Let’s say you work in an internal IT department, largely doing maintenance work on software solutions.  Solutions that are by and large built by external vendors through an outsourcing arrangement and then brought in house once they’ve gone live and the initial warranty period has elapsed.

Let’s say every time you look at one of these solutions that you now have to maintain you find the grand sum of zero unit tests.  Without exception. Every single application has nary a unit test to be seen. Not even a hint that one might have existed and been removed at a later date.

“Why?!” you cry to yourself.  In frustration you cry “Why!!?” to management as well.  Their answer: The vendors tell us “it will cost more and take longer to do unit testing” and of course, they reason with you, if that’s the case then why would we pay for it? You know this is a bad argument and the logic is built on sand, so what’s your comeback? How do you get it across to management that a vendor that ignores unit testing is a bad vendor and is actually more expensive overall?

 

So my initial response to their claims would be along the lines of “So do I assume they’re not actually testing the software they write for us then.” and then explain how manual testing takes (much) longer than developing automated tests, assuming of course that the code being written is in any way testable.  If they develop poorly and have a lot of tight coupling between concrete classes or make a lot of static calls to HttpContext or develop in SharePoint for instance then the application might not be easily testable, but hey! That’s their problem not ours. The good news is that anyone with a business brain can understand the benefits of automation for tedious repetitive time consuming processes – heck, we worked that out during the industrial revolution.

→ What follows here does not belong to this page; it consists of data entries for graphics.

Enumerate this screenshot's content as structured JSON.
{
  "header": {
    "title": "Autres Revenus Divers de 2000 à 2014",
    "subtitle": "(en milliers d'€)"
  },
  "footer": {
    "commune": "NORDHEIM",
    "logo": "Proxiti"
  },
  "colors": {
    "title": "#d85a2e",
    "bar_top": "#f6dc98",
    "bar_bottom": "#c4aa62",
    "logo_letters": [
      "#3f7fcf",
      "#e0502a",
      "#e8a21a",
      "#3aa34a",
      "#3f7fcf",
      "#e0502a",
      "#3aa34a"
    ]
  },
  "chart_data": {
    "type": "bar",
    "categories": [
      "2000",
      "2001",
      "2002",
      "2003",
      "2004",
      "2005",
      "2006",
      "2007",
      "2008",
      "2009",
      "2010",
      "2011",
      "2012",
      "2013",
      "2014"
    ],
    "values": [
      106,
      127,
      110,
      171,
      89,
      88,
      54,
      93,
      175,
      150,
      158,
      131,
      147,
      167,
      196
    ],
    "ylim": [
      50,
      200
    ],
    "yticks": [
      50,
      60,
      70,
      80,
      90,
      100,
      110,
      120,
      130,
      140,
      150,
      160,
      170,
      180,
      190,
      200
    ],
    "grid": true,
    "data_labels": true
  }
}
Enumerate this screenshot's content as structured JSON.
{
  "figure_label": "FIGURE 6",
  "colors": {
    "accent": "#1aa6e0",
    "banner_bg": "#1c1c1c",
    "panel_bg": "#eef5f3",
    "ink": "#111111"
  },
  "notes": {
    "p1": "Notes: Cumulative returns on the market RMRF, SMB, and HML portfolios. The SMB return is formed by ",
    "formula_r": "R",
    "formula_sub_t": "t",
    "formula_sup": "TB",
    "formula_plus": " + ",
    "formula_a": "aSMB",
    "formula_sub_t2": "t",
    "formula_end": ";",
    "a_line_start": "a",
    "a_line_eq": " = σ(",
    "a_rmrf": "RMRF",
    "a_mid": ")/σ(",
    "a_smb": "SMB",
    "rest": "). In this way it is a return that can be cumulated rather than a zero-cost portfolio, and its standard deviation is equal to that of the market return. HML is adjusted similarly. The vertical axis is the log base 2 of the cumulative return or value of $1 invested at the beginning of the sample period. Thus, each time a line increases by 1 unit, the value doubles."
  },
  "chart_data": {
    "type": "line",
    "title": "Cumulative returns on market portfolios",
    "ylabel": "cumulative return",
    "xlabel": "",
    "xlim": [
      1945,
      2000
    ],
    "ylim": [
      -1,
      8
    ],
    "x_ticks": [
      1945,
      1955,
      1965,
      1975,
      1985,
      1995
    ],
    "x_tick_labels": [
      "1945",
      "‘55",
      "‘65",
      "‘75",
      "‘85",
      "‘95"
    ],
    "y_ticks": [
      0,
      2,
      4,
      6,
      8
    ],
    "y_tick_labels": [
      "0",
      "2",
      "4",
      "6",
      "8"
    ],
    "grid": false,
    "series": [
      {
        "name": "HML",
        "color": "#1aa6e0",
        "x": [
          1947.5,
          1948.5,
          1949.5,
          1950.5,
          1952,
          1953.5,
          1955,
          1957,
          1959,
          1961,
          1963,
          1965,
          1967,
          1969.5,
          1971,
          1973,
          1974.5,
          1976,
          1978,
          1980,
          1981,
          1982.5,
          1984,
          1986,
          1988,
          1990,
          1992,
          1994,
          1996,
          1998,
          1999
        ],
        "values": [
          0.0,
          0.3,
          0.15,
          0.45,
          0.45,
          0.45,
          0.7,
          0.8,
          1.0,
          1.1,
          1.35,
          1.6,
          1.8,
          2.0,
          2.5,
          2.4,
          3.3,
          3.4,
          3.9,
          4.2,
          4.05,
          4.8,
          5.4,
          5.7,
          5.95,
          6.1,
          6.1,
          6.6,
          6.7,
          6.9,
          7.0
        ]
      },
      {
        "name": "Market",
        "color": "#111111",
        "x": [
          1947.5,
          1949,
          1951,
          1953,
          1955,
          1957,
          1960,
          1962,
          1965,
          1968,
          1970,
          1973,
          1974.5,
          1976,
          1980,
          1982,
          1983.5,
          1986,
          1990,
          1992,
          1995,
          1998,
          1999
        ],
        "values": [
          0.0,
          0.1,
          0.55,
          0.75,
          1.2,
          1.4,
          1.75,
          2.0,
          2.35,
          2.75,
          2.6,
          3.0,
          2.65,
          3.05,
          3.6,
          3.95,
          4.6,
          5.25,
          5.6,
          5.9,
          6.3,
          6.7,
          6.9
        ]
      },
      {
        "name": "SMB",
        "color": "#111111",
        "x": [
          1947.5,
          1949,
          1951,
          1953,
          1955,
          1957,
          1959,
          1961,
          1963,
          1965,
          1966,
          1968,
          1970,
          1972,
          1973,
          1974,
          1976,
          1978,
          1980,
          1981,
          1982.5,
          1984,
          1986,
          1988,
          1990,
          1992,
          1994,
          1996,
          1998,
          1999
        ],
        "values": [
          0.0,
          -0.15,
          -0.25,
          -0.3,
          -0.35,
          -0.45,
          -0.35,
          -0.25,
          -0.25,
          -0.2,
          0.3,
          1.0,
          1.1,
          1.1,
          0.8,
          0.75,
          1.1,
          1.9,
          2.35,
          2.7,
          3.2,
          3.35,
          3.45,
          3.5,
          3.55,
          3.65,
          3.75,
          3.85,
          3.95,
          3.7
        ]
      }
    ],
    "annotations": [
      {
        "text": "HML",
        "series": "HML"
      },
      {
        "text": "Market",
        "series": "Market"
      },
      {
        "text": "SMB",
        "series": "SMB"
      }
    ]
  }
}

Let’s try a different angle in case the first, most obvious one doesn’t work.  If you consider a lack of automated testing to be merely another form of technical debt then it’s just like poor design and architecture, horribly complex methods, N+1 ORM queries, poor UI’s, high bug counts, etc. It’s something that will cost you. So, if a vendor delivers you software with a high level of technical debt and you’ll be maintaining it, then you’re going to have a lower long term ROI and higher TCO from those vendors versus what you might have from a vendor who keeps their debt levels low.  So while the cheap guys may argue that it will cost more and takes longer to write code with unit tests then what they’re really saying is this

“It costs US more and takes US longer to do unit testing because the developers we hire are the cheapest and suckiest we could find. They don’t understand good development practices and we’re not about to teach them because they’ll leave in the next 3 to 6 months. Also manual testers here are cheap-as-chips and lose staff too quickly, so it’s easier for US if we just get the software to ‘it kind of works’ and then give it to you so we can get our money and hope you won’t notice”.

Also, don’t forget that post delivery, all those bugs and problems that snuck through from the vendor will end up becoming your bugs and problems to fix as part of your maintenance work.  So the company is either paying for it with internal staff costs (often seen as a hidden/sunk cost) or, if the vendor is also charging for maintenance, paying for it once a development project is concluded.  Development takes longer, it’s harder to find and fix bugs, it takes longer and longer to test the application manually, etc.  These all add up to time, and in software development time is money!

With that, good luck convincing management to change their vendors, and if you’ve got a better reason to present yours case I’d love to hear it.

Note: I’m not implying manual testing is bad.  In fact I think you should be doing manual testing; but only manual exploratory testing where testers are trying to break your code.  It’s rote, repetitive manual testing that is neither cost efficient or effective.